Any run-ins with the neighbours over the noise?

No. I’m so paranoid anyway, and I’m real friendly with all of them. If anything, my cat hates me more for it. Every time I pick up the guitar he goes to the other room.

Gentle Friendly

Daniel John Boyle and David Maurice are Gentle Friendly. Recording in the concrete surroundings of their garden in Lewisham, the twosome like to play with found objects while making a distinctive brand of lo-fi pop. Their new album, Slow Ride, is out on the super-awesome Upset the Rhythm label soon.

Why do you record outside?

We like to have the limitation of nature on what we’re doing. Plus it feels good.

Does recording in your living space have an impact on the music you create?

We find it promotes both positivity and negativity.

Have you ever used items you’ve found lying around your home on a song?

That’s how a lot of our stuff works. We find a lot of junk and use it. Some of this stuff is so old that you can’t control it, you just set it off and watch it fly. Its not so much like we find equipment in our house and use it but rather find old sound. Trawling through old tapes and samples from three years ago then cannibalising them into something new entirely is what we’re into.

Do you find recording at home to be constraining?
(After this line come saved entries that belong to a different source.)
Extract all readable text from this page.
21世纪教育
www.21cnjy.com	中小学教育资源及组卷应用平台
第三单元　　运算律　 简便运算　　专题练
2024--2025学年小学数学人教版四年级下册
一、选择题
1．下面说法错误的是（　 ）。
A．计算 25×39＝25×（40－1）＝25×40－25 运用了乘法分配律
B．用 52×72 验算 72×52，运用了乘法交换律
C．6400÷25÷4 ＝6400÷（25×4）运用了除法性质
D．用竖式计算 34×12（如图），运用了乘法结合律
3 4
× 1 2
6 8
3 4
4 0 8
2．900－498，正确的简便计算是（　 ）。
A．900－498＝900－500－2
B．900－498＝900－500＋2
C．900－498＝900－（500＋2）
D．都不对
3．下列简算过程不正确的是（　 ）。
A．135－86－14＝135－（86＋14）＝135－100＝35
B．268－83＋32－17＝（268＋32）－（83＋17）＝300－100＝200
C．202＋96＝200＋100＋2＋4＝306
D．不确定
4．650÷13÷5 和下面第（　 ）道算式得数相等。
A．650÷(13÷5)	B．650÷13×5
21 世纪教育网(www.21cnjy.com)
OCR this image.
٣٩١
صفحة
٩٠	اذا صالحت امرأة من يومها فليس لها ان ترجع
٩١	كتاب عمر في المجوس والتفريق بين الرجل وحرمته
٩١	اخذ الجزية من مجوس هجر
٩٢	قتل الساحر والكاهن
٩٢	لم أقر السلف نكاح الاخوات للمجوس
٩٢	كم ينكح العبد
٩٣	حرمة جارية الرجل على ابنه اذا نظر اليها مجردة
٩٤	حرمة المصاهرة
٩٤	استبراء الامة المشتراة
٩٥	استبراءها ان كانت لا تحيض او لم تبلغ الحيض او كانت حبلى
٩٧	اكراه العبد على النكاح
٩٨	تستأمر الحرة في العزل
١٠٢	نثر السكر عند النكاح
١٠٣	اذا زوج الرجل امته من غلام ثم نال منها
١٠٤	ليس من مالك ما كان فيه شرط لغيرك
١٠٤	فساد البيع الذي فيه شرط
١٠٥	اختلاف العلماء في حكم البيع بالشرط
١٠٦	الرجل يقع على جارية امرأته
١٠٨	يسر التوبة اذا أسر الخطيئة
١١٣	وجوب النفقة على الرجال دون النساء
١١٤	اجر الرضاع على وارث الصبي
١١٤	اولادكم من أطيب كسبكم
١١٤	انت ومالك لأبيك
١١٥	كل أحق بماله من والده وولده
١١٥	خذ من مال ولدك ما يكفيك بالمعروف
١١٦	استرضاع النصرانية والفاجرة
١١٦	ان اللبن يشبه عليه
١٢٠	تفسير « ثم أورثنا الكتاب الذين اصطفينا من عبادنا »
Or does it give you a sense of creative freedom?

Yeah it is constraining, but that’s the point; too much freedom is boring. Real freedom comes from constraints. Limits give you something to rub up against.

Do you think you’ll ever be tempted into a proper studio or are you happy with the set-up you have now?

We’re happy with our set-up, but we record all over the place. We record in studios sometimes, but we like it outdoors.

Any run-ins with the neighbours over the noise?

Fortunately not, the house we’re at is semi-detached and the neighbours are super cool anyway. They’re dancers at this nearby academy. They work way harder than we do so they aren’t around too much.